Speaking to The Observer, the children described long hours of unwaged work, as well as threats and beatings.

Gap said it was unaware that clothing intended for the Christmas market had been improperly subcontracted to a sweatshop using child labour. It announced it had withdrawn the garments involved while it investigated breaches of the ethical code imposed by it three years ago.
The discovery of the children working in filthy conditions in the Shahpur Jat area of Delhi has renewed concerns about the outsourcing by large retail chains of their garment production to India, recognised by the United Nations as the world’s capital for child labour.
According to one estimate, more than 20 per cent of India’s economy is dependent on children, the equivalent of 55 million youngsters under 14.

The Observer discovered the children in a filthy sweatshop working on piles of beaded children’s blouses marked with serial numbers that Gap admitted corresponded with its own inventory. The company has pledged to convene a meeting of its Indian suppliers as well as withdrawing tens of thousands of the embroidered girl’s blouses from the market, before they reach the stores. The hand-stitched tops, which would have been sold for about £20, were destined for shelves in America and Europe in the next seven days in time to be sold to Christmas shoppers.

With endorsements from celebrities including Madonna, Lenny Kravitz and Sex and the City star Sarah Jessica Parker, Gap has become one of the most successful and iconic brands in fashion. Last year the firm embarked on a huge poster and TV campaign surrounding Product Red, a charitable trust for Africa founded by the U2 lead singer Bono.

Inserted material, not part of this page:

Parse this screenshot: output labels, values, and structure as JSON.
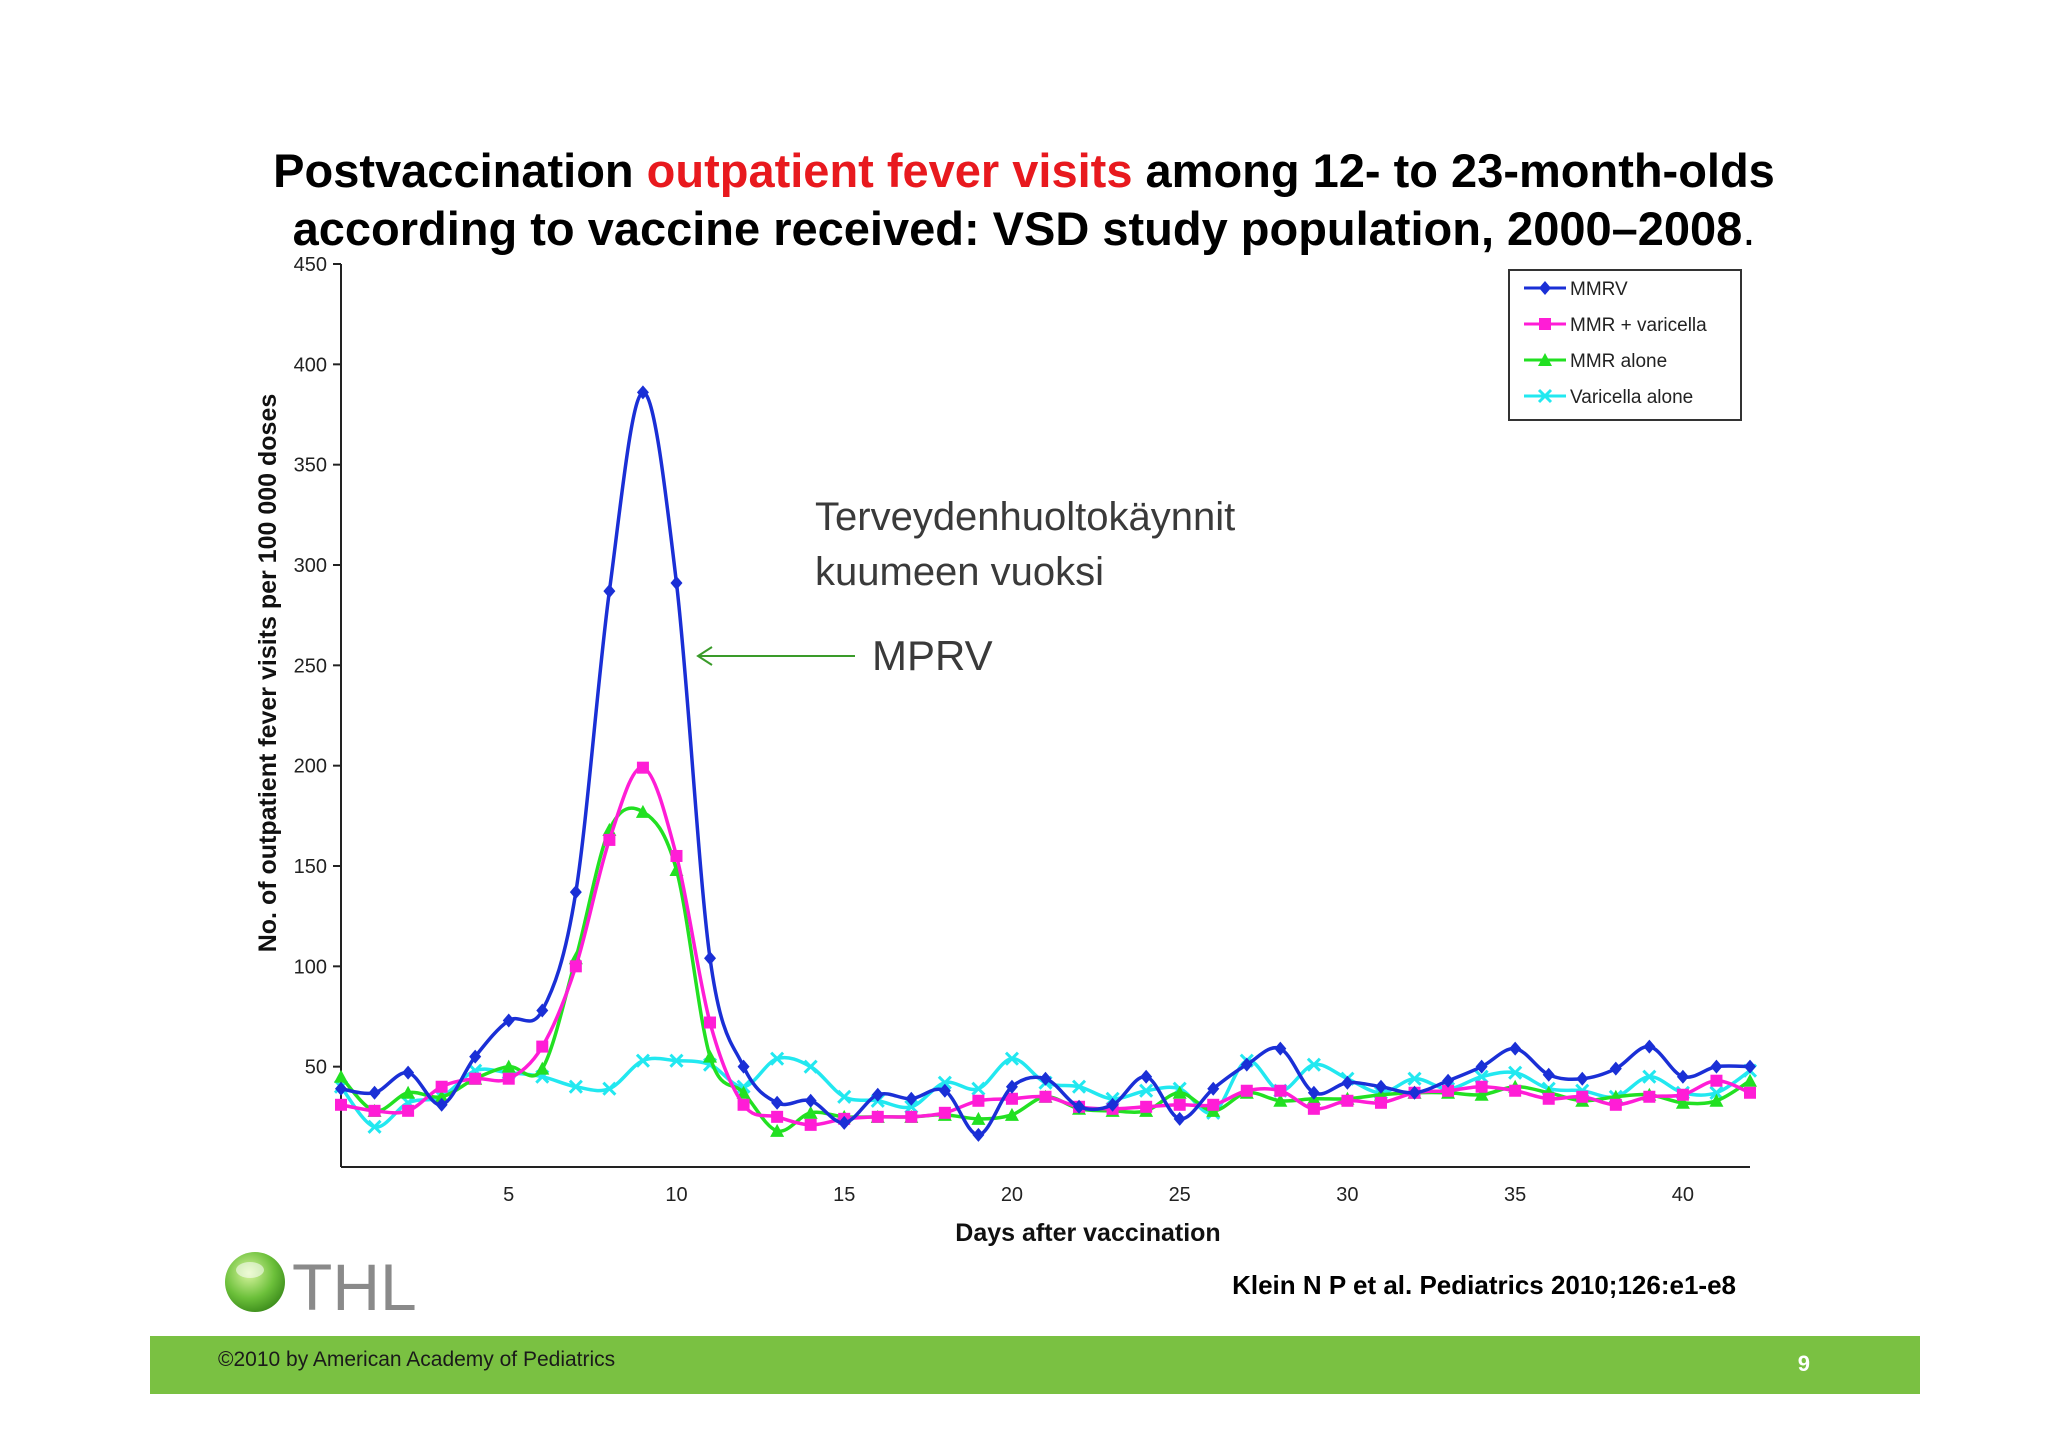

Despite its charitable activities, Gap has been criticised for outsourcing large contracts to the developing world. In 2004, when it launched its social audit, it admitted that forced labour, child labour, wages below the minimum wage, physical punishment and coercion were among abuses it had found at some factories producing garments for it. It added that it had terminated contracts with 136 suppliers as a consequence.
In the past year Gap has severed contracts with a further 23 suppliers for workplace abuses.

Gap said in a statement from its headquarters in San Francisco: ‘We firmly believe that under no circumstances is it acceptable for children to produce or work on garments. These allegations are deeply upsetting and we take this situation very seriously. All of our suppliers and their subcontractors are required to guarantee that they will not use child labour to produce garments. In this situation, it’s clear one of our vendors violated this agreement and a full investigation is under way.’

Professor Sheotaj Singh, co-founder of the DSV, or Dayanand Shilpa Vidyalaya, a Delhi-based rehabilitation centre and school for rescued child workers, said he believed that as long as cut-price embroidered goods were sold in stores across Britain, America, continental Europe and elsewhere in the West, there would be a problem with unscrupulous subcontractors using children.

‘It is obvious what the attraction is here for Western conglomerates,’ he told The Observer. ‘The key thing India has to offer the global economy is some of the world’s cheapest labour, and this is the saddest thing of all the horrors that arise from Delhi’s 15,000 inadequately regulated garment factories, some of which are among the worst sweatshops ever to taint the human conscience.

‘Consumers in the West should not only be demanding answers from retailers as to how goods are produced but looking deep within themselves at how they spend their money.’